赤潮漁業被害の現状 ウニ漁師は...

赤潮漁業被害の現状 ウニ漁師は...

  • HTB北海道ニュース
  • 更新日:2021/11/25

海の中で死んだウニ。その原因は赤潮、未知のプランクトンです。漁業被害はおよそ80億円。「最後のウニ漁になるかもしれない」釧路町昆布森の漁師からはそんな声も聞こえてきます。

成田昇三さん(67)は17歳のころから、ウニ一筋50年。釧路町昆布森の漁師だ。

「昆布森のウニ」は北海道の中でも良質なコンブを食べて育つ最高級のブランドウニ。

釧路町昆布森では先月1日からウニ漁が始まっている。例年ならこの時期はほぼ毎日が漁で大忙し。

…の、はずだが、今月の漁はこの日で3回目。

海が時化ていたこともあるが、最大の理由は・・・

【成田昇三さん】

「これ死骸」

ウニのほとんどが死んでいる。

とげがなく真っ白くなったウニ。

死んだウニが見つかったのは9月中旬。

原因は未知のプランクトンによる赤潮とみられている。国内で初めて見つかったプランクトン「カレニア・セリフォルミス」北大の研究チームは、去年10月ロシアのカムチャツカ半島近くで確認されたプランクトンが流れてきた可能性をあげている。

【成田さん】

「これも赤潮で被害受けてもうダメ」

今月もまだウニへの被害は確認されている。

漁業関係者は水温が低くなればこの「カレニア・セリフォルミス」がなくなると期待していた。

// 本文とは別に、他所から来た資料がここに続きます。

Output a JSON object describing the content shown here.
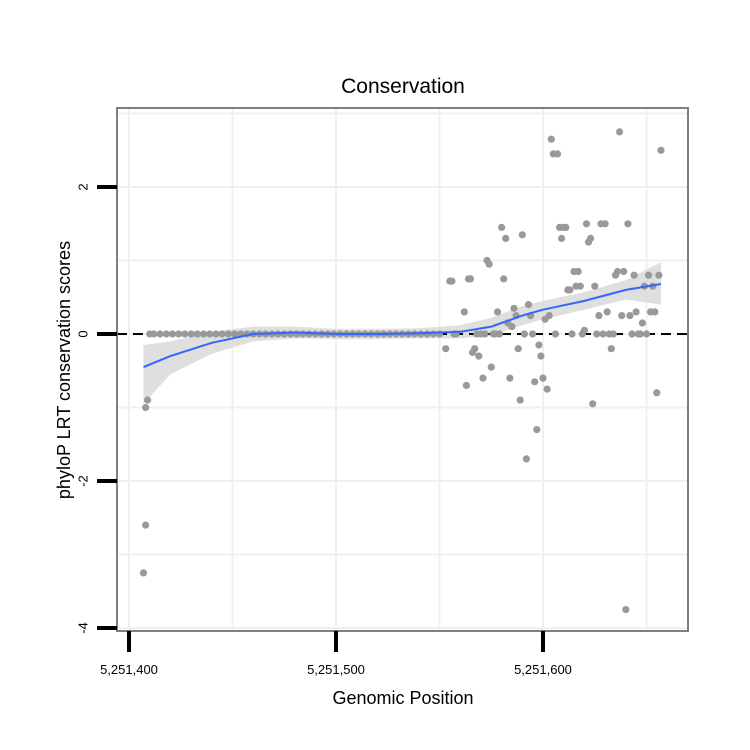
{
  "chart_data": {
    "type": "scatter",
    "title": "Conservation",
    "xlabel": "Genomic Position",
    "ylabel": "phyloP LRT conservation scores",
    "xlim": [
      5251405,
      5251677
    ],
    "ylim": [
      -4.0,
      3.0
    ],
    "x_ticks": [
      5251400,
      5251500,
      5251600
    ],
    "x_tick_labels": [
      "5,251,400",
      "5,251,500",
      "5,251,600"
    ],
    "y_ticks": [
      -4,
      -2,
      0,
      2
    ],
    "y_tick_labels": [
      "-4",
      "-2",
      "0",
      "2"
    ],
    "reference_line": {
      "y": 0,
      "style": "dashed"
    },
    "colors": {
      "points": "#999999",
      "smooth": "#3366FF",
      "ribbon": "#d9d9d9",
      "frame": "#7f7f7f",
      "grid": "#f0f0f0"
    },
    "series": [
      {
        "name": "phyloP score",
        "x": [
          5251407,
          5251408,
          5251408,
          5251409,
          5251410,
          5251412,
          5251415,
          5251418,
          5251421,
          5251424,
          5251427,
          5251430,
          5251433,
          5251436,
          5251439,
          5251442,
          5251445,
          5251448,
          5251451,
          5251454,
          5251457,
          5251460,
          5251463,
          5251466,
          5251469,
          5251472,
          5251475,
          5251478,
          5251481,
          5251484,
          5251487,
          5251490,
          5251493,
          5251496,
          5251499,
          5251502,
          5251505,
          5251508,
          5251511,
          5251514,
          5251517,
          5251520,
          5251523,
          5251526,
          5251529,
          5251532,
          5251535,
          5251538,
          5251541,
          5251544,
          5251547,
          5251550,
          5251553,
          5251555,
          5251556,
          5251557,
          5251558,
          5251562,
          5251563,
          5251564,
          5251565,
          5251566,
          5251567,
          5251568,
          5251569,
          5251570,
          5251571,
          5251572,
          5251573,
          5251574,
          5251575,
          5251576,
          5251577,
          5251578,
          5251579,
          5251580,
          5251581,
          5251582,
          5251583,
          5251584,
          5251585,
          5251586,
          5251587,
          5251588,
          5251589,
          5251590,
          5251591,
          5251592,
          5251593,
          5251594,
          5251595,
          5251596,
          5251597,
          5251598,
          5251599,
          5251600,
          5251601,
          5251602,
          5251603,
          5251604,
          5251605,
          5251606,
          5251607,
          5251608,
          5251609,
          5251610,
          5251611,
          5251612,
          5251613,
          5251614,
          5251615,
          5251616,
          5251617,
          5251618,
          5251619,
          5251620,
          5251621,
          5251622,
          5251623,
          5251624,
          5251625,
          5251626,
          5251627,
          5251628,
          5251629,
          5251630,
          5251631,
          5251632,
          5251633,
          5251634,
          5251635,
          5251636,
          5251637,
          5251638,
          5251639,
          5251640,
          5251641,
          5251642,
          5251643,
          5251644,
          5251645,
          5251646,
          5251647,
          5251648,
          5251649,
          5251650,
          5251651,
          5251652,
          5251653,
          5251654,
          5251655,
          5251656,
          5251657
        ],
        "y": [
          -3.25,
          -1.0,
          -2.6,
          -0.9,
          0.0,
          0.0,
          0.0,
          0.0,
          0.0,
          0.0,
          0.0,
          0.0,
          0.0,
          0.0,
          0.0,
          0.0,
          0.0,
          0.0,
          0.0,
          0.0,
          0.0,
          0.0,
          0.0,
          0.0,
          0.0,
          0.0,
          0.0,
          0.0,
          0.0,
          0.0,
          0.0,
          0.0,
          0.0,
          0.0,
          0.0,
          0.0,
          0.0,
          0.0,
          0.0,
          0.0,
          0.0,
          0.0,
          0.0,
          0.0,
          0.0,
          0.0,
          0.0,
          0.0,
          0.0,
          0.0,
          0.0,
          0.0,
          -0.2,
          0.72,
          0.72,
          0.0,
          0.0,
          0.3,
          -0.7,
          0.75,
          0.75,
          -0.25,
          -0.2,
          0.0,
          -0.3,
          0.0,
          -0.6,
          0.0,
          1.0,
          0.95,
          -0.45,
          0.0,
          0.0,
          0.3,
          0.0,
          1.45,
          0.75,
          1.3,
          0.15,
          -0.6,
          0.1,
          0.35,
          0.25,
          -0.2,
          -0.9,
          1.35,
          0.0,
          -1.7,
          0.4,
          0.25,
          0.0,
          -0.65,
          -1.3,
          -0.15,
          -0.3,
          -0.6,
          0.2,
          -0.75,
          0.25,
          2.65,
          2.45,
          0.0,
          2.45,
          1.45,
          1.3,
          1.45,
          1.45,
          0.6,
          0.6,
          0.0,
          0.85,
          0.65,
          0.85,
          0.65,
          0.0,
          0.05,
          1.5,
          1.25,
          1.3,
          -0.95,
          0.65,
          0.0,
          0.25,
          1.5,
          0.0,
          1.5,
          0.3,
          0.0,
          -0.2,
          0.0,
          0.8,
          0.85,
          2.75,
          0.25,
          0.85,
          -3.75,
          1.5,
          0.25,
          0.0,
          0.8,
          0.3,
          0.0,
          0.0,
          0.15,
          0.65,
          0.0,
          0.8,
          0.3,
          0.65,
          0.3,
          -0.8,
          0.8,
          2.5
        ]
      }
    ],
    "smooth": {
      "x": [
        5251407,
        5251420,
        5251440,
        5251460,
        5251480,
        5251500,
        5251520,
        5251540,
        5251560,
        5251575,
        5251590,
        5251600,
        5251620,
        5251640,
        5251657
      ],
      "y": [
        -0.45,
        -0.3,
        -0.12,
        0.0,
        0.02,
        0.0,
        0.0,
        0.01,
        0.03,
        0.1,
        0.25,
        0.33,
        0.45,
        0.6,
        0.68
      ],
      "upper": [
        -0.15,
        -0.1,
        0.03,
        0.1,
        0.1,
        0.07,
        0.07,
        0.08,
        0.12,
        0.22,
        0.38,
        0.45,
        0.57,
        0.73,
        0.98
      ],
      "lower": [
        -0.95,
        -0.55,
        -0.27,
        -0.1,
        -0.06,
        -0.07,
        -0.07,
        -0.06,
        -0.06,
        -0.02,
        0.12,
        0.2,
        0.33,
        0.47,
        0.4
      ]
    }
  }
}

ところが、道の調査ではいまも高濃度の「カレニア・セリフォルミス」が検出されている。

【北大FSC厚岸臨海実験所伊佐田智規准教授】

「一般的にはカレニア・セリフォルミスは冷水性でだとは言われているが/世界各地で見つかっているのでこれという特徴は見つかっていないので今後研究が必要」

ウニの加工場を覗いてみた。

【成田さん】

「誰もいないでしょ。いつもならここの女工(女性従業員)さん60人もいてむくのから洗うのから詰めるのからやっている」

いつもなら工場の稼働は朝6時から夜7時ごろまで。目が回るほどの忙しさだというが、いまはパート従業員の仕事もない。来年忙しくなったときに助けてくれるのか不安だという。

【成田さん】

「なんぼものあったって女工さんいなければ商売できない」

成田さんはこの日、久しぶりに漁に向かった。

「いままでの本当に10分の1だね。また来年赤潮きたら本当に昆布森最後のウニ漁になるかもしれない」

マイナス1.3度。厳しい寒さの中海に潜る。

「なんぼかウニみえるか」

「いまなんぼかとった」

…しかし、見つけたウニはとても製品にはならない小さいものばかり。

【成田さん】

「2時間あったらここに山になってこのかごで5つはとるね。きょうはこれだけ2時間」

きょうの水揚げはゼロ。獲れたウニは小さいものばかりで、来年のために良い漁場に移し成長を待つこととなった。

【成田さん】

「おれで50年だから昆布森のウニ始まって60年くらいになるいまできることはおらが頑張って(ウニを)残してやってやっぱり3代目4代目にやっていきたい」「昆布森のウニ」最高級品といわれるウニを食べられなくなる日が近づいているのかもしれない。

【スタジオ】

▼ウニは成長するまでに4年から5年かかります

▼小さいウニは商品にならないためより成長する漁場に移す作業が主になっています。

▼今後はすでに購入している稚ウニを来年以降のために放流予定

▼赤潮が原因とみられる漁業被害はおよそ80億円にのぼり最大でおよそ170億円に拡大する可能性も指摘されています。